O presidente Luiz Inácio Lula da Silva abriu a Cúpula do Clima em Belém, no final da manhã desta quinta-feira (6), com um discurso que cobrou ações concretas dos países para conter o aquecimento global. A Cúpula antecede a 30ª Conferência das Nações Unidas sobre Mudança do Clima (COP30), que ocorrerá na mesma cidade entre 10 e 21 de novembro.
Lula reforçou a urgência de manter a meta de limitar a elevação da temperatura global a 1,5º Celsius, estabelecida há dez anos no Acordo de Paris, mesmo reconhecendo que 2024 foi o primeiro ano em que a temperatura média da Terra ultrapassou esse limite em relação aos níveis pré-industriais.
“Em um cenário de insegurança e desconfiança mútua, interesses egoístas imediatos preponderam sobre o bem comum de longo prazo… Não podemos abandonar o objetivo do Acordo de Paris”, disse o presidente à plateia de chefes de Estado e representantes estrangeiros.
A COP da Verdade e os Mapas do Caminho
O presidente classificou a COP30 como a “COP da verdade”, com o objetivo de reforçar os compromissos multilaterais diante da crise climática. Ele citou o relatório do Programa das Nações Unidas para o Meio Ambiente, que estima que, sem ações drásticas, o planeta pode ficar dois graus e meio mais quente até 2100.
“O PIB [Produto Interno Bruto] global pode encolher até 30%. Por isso, a COP30 será a COP da verdade. É o momento de levar a sério os alertas da ciência. É hora de encarar a realidade e decidir se teremos ou não a coragem e a determinação necessárias para transformá-la”, acrescentou Lula.
Lula defendeu que a aceleração da transição energética e a proteção da natureza são as duas maneiras mais efetivas de combater o aquecimento. Ele defendeu o uso de “mapas do caminho para, de forma justa e planejada, reverter o desmatamento, superar a dependência dos combustíveis fósseis e mobilizar os recursos necessários.”
Desconexão e a Vida Real
O presidente fez uma dura crítica à desconexão entre as negociações diplomáticas e os impactos da crise climática na vida da população:
“As pessoas podem não entender o que são emissões ou toneladas métricas de carbono, mas sentem a poluição… Podem não assimilar o significado de um aumento de 1,5ºC na temperatura global, mas sofrem com secas, enchentes e furacões.”

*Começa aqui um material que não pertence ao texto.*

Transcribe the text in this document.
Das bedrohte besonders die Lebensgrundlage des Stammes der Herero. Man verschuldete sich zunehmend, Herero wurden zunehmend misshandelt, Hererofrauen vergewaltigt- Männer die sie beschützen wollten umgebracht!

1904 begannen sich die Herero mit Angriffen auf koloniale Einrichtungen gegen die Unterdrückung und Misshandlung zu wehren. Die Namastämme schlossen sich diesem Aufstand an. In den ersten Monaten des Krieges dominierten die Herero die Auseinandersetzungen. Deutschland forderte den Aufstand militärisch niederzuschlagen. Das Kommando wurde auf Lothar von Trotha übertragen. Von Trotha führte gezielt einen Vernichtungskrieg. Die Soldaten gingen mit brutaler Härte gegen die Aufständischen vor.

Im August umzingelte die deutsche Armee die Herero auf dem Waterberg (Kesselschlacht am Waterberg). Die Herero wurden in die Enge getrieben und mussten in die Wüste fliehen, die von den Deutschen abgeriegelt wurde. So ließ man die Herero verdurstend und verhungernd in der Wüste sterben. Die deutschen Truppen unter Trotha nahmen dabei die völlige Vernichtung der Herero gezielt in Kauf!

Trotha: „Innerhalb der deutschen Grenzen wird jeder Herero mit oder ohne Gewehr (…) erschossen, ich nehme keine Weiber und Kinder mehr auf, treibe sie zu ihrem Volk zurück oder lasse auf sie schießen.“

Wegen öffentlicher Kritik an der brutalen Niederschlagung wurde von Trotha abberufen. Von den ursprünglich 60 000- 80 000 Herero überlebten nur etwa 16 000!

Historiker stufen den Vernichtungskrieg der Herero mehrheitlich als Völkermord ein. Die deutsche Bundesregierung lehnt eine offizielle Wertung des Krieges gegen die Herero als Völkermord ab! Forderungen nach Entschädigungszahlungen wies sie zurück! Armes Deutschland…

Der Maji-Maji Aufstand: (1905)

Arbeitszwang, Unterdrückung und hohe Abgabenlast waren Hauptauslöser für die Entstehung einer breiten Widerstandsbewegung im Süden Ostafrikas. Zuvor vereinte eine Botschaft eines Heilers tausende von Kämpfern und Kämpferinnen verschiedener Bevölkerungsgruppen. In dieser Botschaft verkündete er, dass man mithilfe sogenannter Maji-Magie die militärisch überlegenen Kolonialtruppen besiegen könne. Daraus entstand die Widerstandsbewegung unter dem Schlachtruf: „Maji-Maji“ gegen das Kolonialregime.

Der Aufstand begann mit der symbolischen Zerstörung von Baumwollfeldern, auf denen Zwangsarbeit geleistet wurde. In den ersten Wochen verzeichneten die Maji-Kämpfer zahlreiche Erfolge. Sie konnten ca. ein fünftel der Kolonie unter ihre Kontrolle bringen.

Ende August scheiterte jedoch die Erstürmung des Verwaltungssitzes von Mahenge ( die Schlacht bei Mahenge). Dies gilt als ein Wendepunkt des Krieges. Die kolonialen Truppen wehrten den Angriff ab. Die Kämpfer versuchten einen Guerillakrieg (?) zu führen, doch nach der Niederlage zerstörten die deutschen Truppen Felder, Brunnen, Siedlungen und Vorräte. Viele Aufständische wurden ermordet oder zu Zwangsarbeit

Ele argumentou que o combate à mudança do clima deve estar no centro das decisões de todos — governos, empresas e indivíduos.
Justiça Climática e Povos Tradicionais
Lula ligou o combate às mudanças climáticas à luta contra as desigualdades globais, defendendo que é impossível conter os desastres climáticos sem superar a desigualdade dentro e entre as nações.
- Justiça Social: “A justiça climática é aliada do combate à fome e à pobreza, da luta contra o racismo, da igualdade de gênero e da promoção de uma governança global mais representativa e inclusiva”.
- Geopolítica: O presidente lamentou que “rivalidades estratégicas e conflitos armados desviam a atenção e drenam os recursos” que deveriam ser usados no enfrentamento do aquecimento global.
Ao finalizar, Lula fez uma menção à mitologia indígena Yanomami, segundo a qual cabe aos seres humanos sustentar o céu, para que ele não caia sobre a Terra. “Essa perspectiva dá a medida da nossa responsabilidade perante o planeta, principalmente diante dos mais vulneráveis”, disse, defendendo um “novo modelo de desenvolvimento mais justo, resiliente e de baixo carbono”.
Agenda da Cúpula
Após a abertura, o presidente recebeu as lideranças mundiais em um almoço oficial para o lançamento do Fundo Florestas Tropicais para Sempre (TFFF, na sigla em inglês), destinado a auxiliar países que mantêm florestas tropicais.
- Tarde de Quinta-feira: Plenária com o tema ‘Clima e Natureza, Florestas e Oceanos’.
- Sexta-feira (7): Mais duas plenárias e centenas de discursos de chefes de delegações.
Lula manterá reuniões bilaterais ao longo do evento com diversos líderes, incluindo o presidente da França, Emmanuel Macron, e o primeiro-ministro do Reino Unido, Keir Starmer.